Figure 9-1 Log of activity over a 24-hour period with a homemade honeypot listening on port TCP 80
DATE TIME ATTCKING IP DST PRT 01/11/18 01:00:13 211.226.37.146 http 01/11/18 01:13:10 195.2.101.7 http 01/11/18 02:49:39 216.242.234.130 http 01/11/18 03:45:16 209.208.196.167 http 01/11/18 05:02:09 209.166.50.44 http 01/11/18 05:11:13 213.37.13.246 http 01/11/18 05:32:00 216.191.202.163 http 01/11/18 05:33:29 211.23.170.165 http 01/11/18 05:37:28 64.45.165.12 http 01/11/18 06:01:34 216.164.44.129 http 01/11/18 06:09:15 216.218.34.254 http 01/11/18 07:54:47 216.199.132.164 http 01/11/18 08:02:27 216.133.162.125 http 01/11/18 08:37:16 216.53.169.40 http 01/11/18 08:46:28 12.103.232.203 http 01/11/18 10:02:25 138.4.72.34 http 01/11/18 11:23:36 213.120.115.154 http 01/11/18 12:00:12 168.215.159.5 http 01/11/18 12:43:09 210.242.162.105 http 01/11/18 13:49:33 64.105.66.198 http
01/11/18 16:29:30 208.60.23.114 http 01/11/18 17:31:15 216.150.155.189 http 01/11/18 17:39:26 193.250.114.30 http 01/11/18 18:05:53 194.58.241.189 http 01/11/18 20:54:57 216.204.13.114 http 01/11/18 22:38:17 216.156.130.2 http 01/11/18 23:05:07 216.77.130.5 http 01/11/18 23:28:56 217.162.126.139 http 01/11/18 23:39:23 217.136.20.50 http
Port-monitoring honeypots not only excel at detecting such automated activity but they are excellent at capturing
the activity. This is critical. Detecting attacks is one thing, but capturing the tool or worm that is causing the attacks is another. This information can prove critical for both stopping the attack and potentially identifying the creator of the worm. Worms are becoming more and more complicated. For example, they are often updated and controlled via Web sites or IRC channels. If the means of updates and controls can be identified, it may be possible to destroy a worm's ability to communicate and replicate. The coder of the worm can potentially be identified and tracked down as well, for possible prosecution.

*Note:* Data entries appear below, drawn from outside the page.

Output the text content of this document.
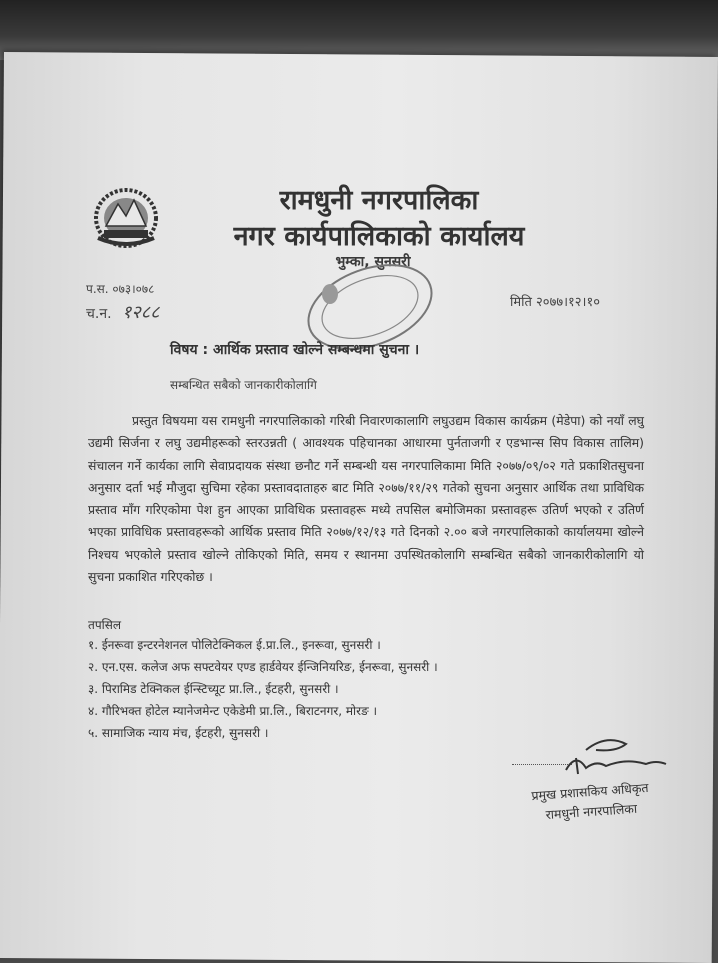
रामधुनी नगरपालिका
नगर कार्यपालिकाको कार्यालय
भुम्का, सुनसरी
प.स. ०७३।०७८
च.न. १२८८	मिति २०७७।१२।१०
विषय : आर्थिक प्रस्ताव खोल्ने सम्बन्धमा सुचना ।
सम्बन्धित सबैको जानकारीकोलागि

प्रस्तुत विषयमा यस रामधुनी नगरपालिकाको गरिबी निवारणकालागि लघुउद्यम विकास कार्यक्रम (मेडेपा) को नयाँ लघु उद्यमी सिर्जना र लघु उद्यमीहरूको स्तरउन्नती ( आवश्यक पहिचानका आधारमा पुर्नताजगी र एडभान्स सिप विकास तालिम) संचालन गर्ने कार्यका लागि सेवाप्रदायक संस्था छनौट गर्ने सम्बन्धी यस नगरपालिकामा मिति २०७७/०९/०२ गते प्रकाशितसुचना अनुसार दर्ता भई मौजुदा सुचिमा रहेका प्रस्तावदाताहरु बाट मिति २०७७/११/२९ गतेको सुचना अनुसार आर्थिक तथा प्राविधिक प्रस्ताव माँग गरिएकोमा पेश हुन आएका प्राविधिक प्रस्तावहरू मध्ये तपसिल बमोजिमका प्रस्तावहरू उतिर्ण भएको र उतिर्ण भएका प्राविधिक प्रस्तावहरूको आर्थिक प्रस्ताव मिति २०७७/१२/१३ गते दिनको २.०० बजे नगरपालिकाको कार्यालयमा खोल्ने निश्चय भएकोले प्रस्ताव खोल्ने तोकिएको मिति, समय र स्थानमा उपस्थितकोलागि सम्बन्धित सबैको जानकारीकोलागि यो सुचना प्रकाशित गरिएकोछ ।

तपसिल
१. ईनरूवा इन्टरनेशनल पोलिटेक्निकल ई.प्रा.लि., इनरूवा, सुनसरी ।
२. एन.एस. कलेज अफ सफ्टवेयर एण्ड हार्डवेयर ईन्जिनियरिङ, ईनरूवा, सुनसरी ।
३. पिरामिड टेक्निकल ईन्स्टिच्यूट प्रा.लि., ईटहरी, सुनसरी ।
४. गौरिभक्त होटेल म्यानेजमेन्ट एकेडेमी प्रा.लि., बिराटनगर, मोरङ ।
५. सामाजिक न्याय मंच, ईटहरी, सुनसरी ।
प्रमुख प्रशासकिय अधिकृत
रामधुनी नगरपालिका
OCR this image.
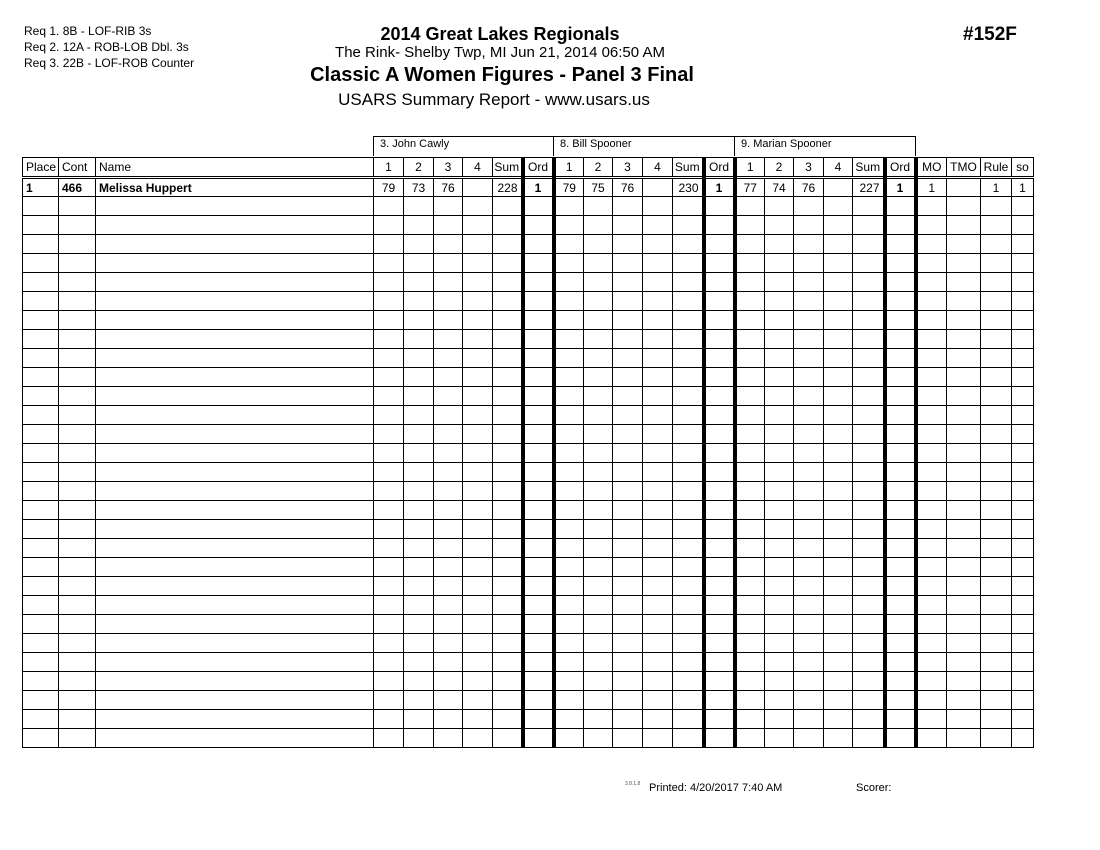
Req 1. 8B - LOF-RIB 3s
Req 2. 12A - ROB-LOB Dbl. 3s
Req 3. 22B - LOF-ROB Counter
2014 Great Lakes Regionals
The Rink- Shelby Twp, MI Jun 21, 2014 06:50 AM
Classic A Women Figures - Panel 3 Final
USARS Summary Report - www.usars.us
#152F
3. John Cawly	8. Bill Spooner	9. Marian Spooner
Place	Cont	Name	1	2	3	4	Sum	Ord	1	2	3	4	Sum	Ord	1	2	3	4	Sum	Ord	MO	TMO	Rule	so
1	466	Melissa Huppert	79	73	76		228	1	79	75	76		230	1	77	74	76		227	1	1		1	1

3.8.1.8 Printed: 4/20/2017 7:40 AM	Scorer:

Capturing and analyzing automated tools and worms can be far more challenging than it sounds. One does not merely recover the worm from infected systems. Often when a tool or worm compromises and controls a system, it cannot be recovered. A variety of actions can pollute or even destroy the code. Administrators' attempts to remove the worm, files written to disk, programs written to memory, system reboots—all of this activity—can modify or even wipe out the malicious code, making it extremely difficult to recover the code intact for reverse engineering and analysis. Honeypots create a highly controlled environment where such activity can easily be captured, and the malicious code can be recovered for analysis without fear of the code itself having been modified.